Il suffit de prononcer le nom d’Alexandrie pour qu’aussitôt l’imaginaire s’enflamme, nourri d’histoire et de mythes. Rares sont ceux qui ignorent que la ville égyptienne a été fondée par le roi de Macédoine Alexandre le Grand (en 331 avant J.-C.), que son port était annoncé par un phare monumental et que son enceinte abritait une fameuse bibliothèque, bâtie en 288 avant notre ère… Mais au-delà de ce savoir général remonté de l’antiquité, la cité concentre aujourd’hui plus de mystères que de certitudes. L’exposition Alexandrie : futurs antérieurs, qui se tient au Mucem, à Marseille, jusqu’au 8 mai 2023, s’attelle ainsi à la lourde tâche de « revisiter l’histoire et le présent de la ville égyptienne, loin des mythes et des stéréotypes qui lui sont traditionnellement associés ».
Déconstruire le mythe
Pour le conservateur référent du musée marseillais, Enguerrand Lascols, « il s’agit d’enlever le vernis, de déconstruire le mythe ». Une démarche complexe et commercialement risquée, les mythes et les fantasmes attirant plus les visiteurs que la – souvent banale – réalité.

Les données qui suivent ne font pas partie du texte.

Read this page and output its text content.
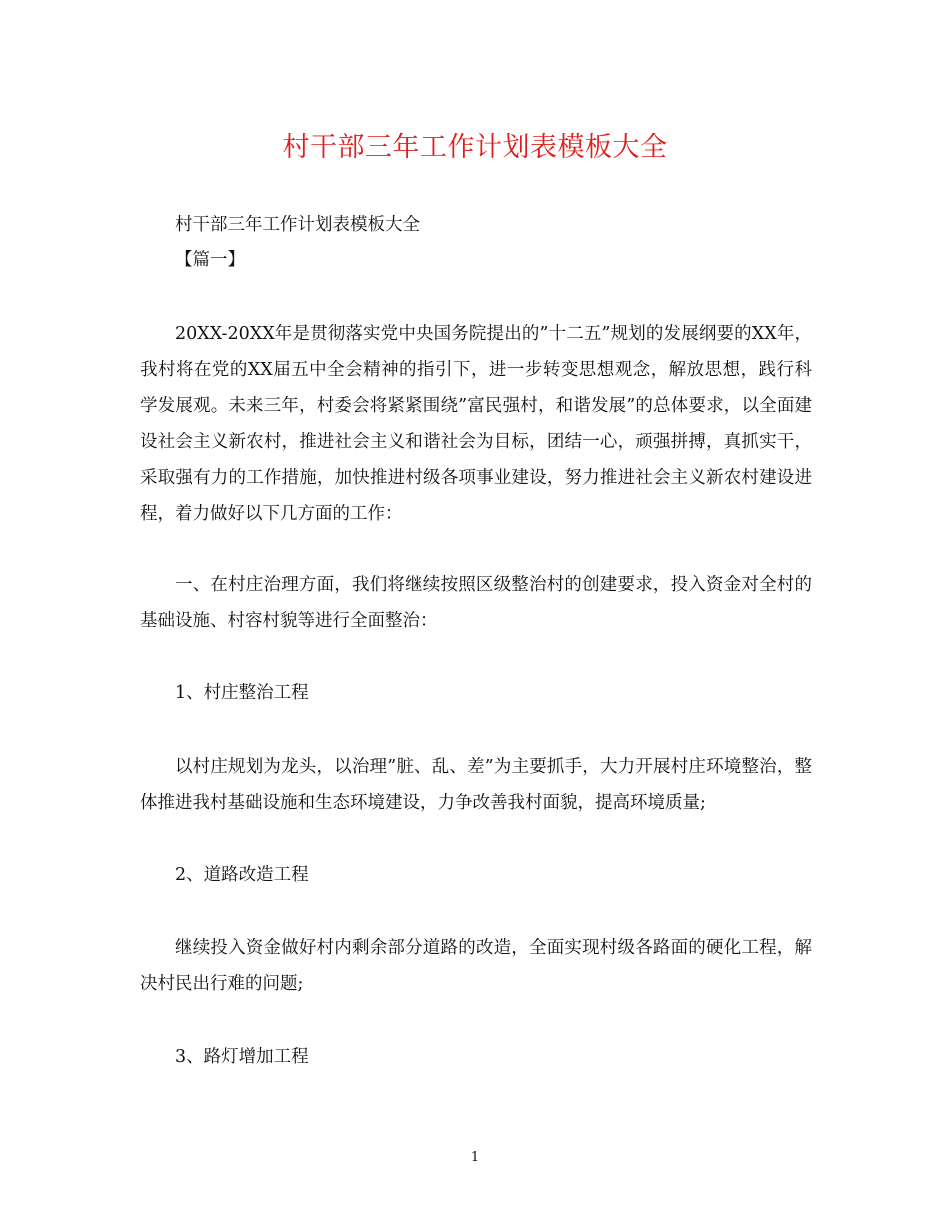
村干部三年工作计划表模板大全
村干部三年工作计划表模板大全
【篇一】
20XX-20XX年是贯彻落实党中央国务院提出的”十二五”规划的发展纲要的XX年，我村将在党的XX届五中全会精神的指引下，进一步转变思想观念，解放思想，践行科学发展观。未来三年，村委会将紧紧围绕”富民强村，和谐发展”的总体要求，以全面建设社会主义新农村，推进社会主义和谐社会为目标，团结一心，顽强拼搏，真抓实干，采取强有力的工作措施，加快推进村级各项事业建设，努力推进社会主义新农村建设进程，着力做好以下几方面的工作：
一、在村庄治理方面，我们将继续按照区级整治村的创建要求，投入资金对全村的基础设施、村容村貌等进行全面整治：
1、村庄整治工程
以村庄规划为龙头，以治理”脏、乱、差”为主要抓手，大力开展村庄环境整治，整体推进我村基础设施和生态环境建设，力争改善我村面貌，提高环境质量;
2、道路改造工程
继续投入资金做好村内剩余部分道路的改造，全面实现村级各路面的硬化工程，解决村民出行难的问题;
3、路灯增加工程
1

Les commissaires Arnaud Quertinmont et Nicolas Amoroso (Musée royal de Mariemont), aidés par Edwin Nasr (indépendant) et Sarah Rifky (Institute for Contemporary Art de l’université Virginia Commonwealth), se sont donc livrés à un acrobatique grand écart en conjuguant recherche archéologique et art contemporain. Ils écrivent ainsi : « L’exposition présente des artefacts couvrant une période de huit siècles, entre la fondation de la ville par Alexandre le Grand (331 av. J.-C.) et l’avènement du christianisme (381 après J.-C.).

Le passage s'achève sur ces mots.